One thing that remains a struggle for me on the Ableton side, is getting a real pleasing stereo image in the mix, with as much headroom as I would like. I’ve been playing with toys like auto pan and also trying the technique of track duplication with manual panning, but I still don’t know what I’m missing, as my signal always sounds narrower and more monaural than I would prefer. Do you have techniques for achieving that?
Since I’m not sure that I have my compressor, limiter, and gain staging deployed optimally yet, would I be able to pick your brain in a little more detail as to which of those you have placed exactly where in your signal chain, both in the Dwarf and in Ableton? If you prefer to message privately, I would love the chance to learn more from you about that (either way).
It’s happens exactly to me , totally
when im monitoring Dwarf directly from headphone sounds great but, when i use its output to insert it to the audio interface averything sounds odd, it´s like if i never fixed or prepared the sound when monitoring with headphones while creating the pedalboards. So, i tried to create pedalboards “live monitoring” thru Focal Monitors — note to mention my headphones are Focal too, i mean with this great headphones—
and the difference is black and white—not a good one— between the headphone output and the jack output . I did connected the headphone output with a cable etc etc etc ( of course i checked the output gain up ) to notice if the problem was in the headphones—of course not— … i connected Dwarf in between UAD Pedals —note to mention the set up that i have of this pedals is noiseless and beautiful sounding without the Dwarf— sadly when i connect Dwarf and trying to hard a nice gain staging everything is so despair and noisy and very subtle distortion where shouldn’t exist
So if somebody could help with this tell us
this is not a complain, we know MOD is a startup, this is to get better about it
That is interesting. I have a similar setup going from the dwarf outputs into an evo8 into ableton. I have noticed that the headphone output had a lot more „highend“ than my monitors but noise wasn‘t an issue. Do you mind sharing the pedalboard?
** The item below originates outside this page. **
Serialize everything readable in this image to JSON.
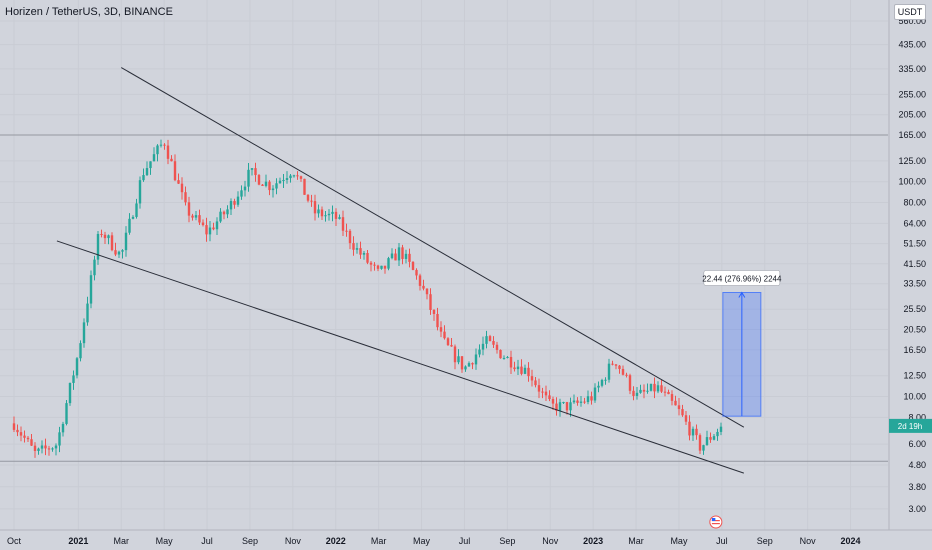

the pedalboard is not too complex
it’s a chain testing the new AIDA neural training.
The training was done perfect by Google Colab,
it’s just The AIDA’s followed by a couple of IRs cabinets ,EQ to filter unnecessary freqs,followed by a gain to compensate when necessary.
i wouldn’t wanted to color the chain with compressors inside the pedalboard—to control spikes— because i love the sound of an external , but maybe that will do the trick
@ADK I haven’t used the headphone out of the dwarf in a little while but as you said the difference to the outputs is noticable. what I found recently is to turn down the output to -12db and raise the input of my interface. This helps a little and might be worth a shot.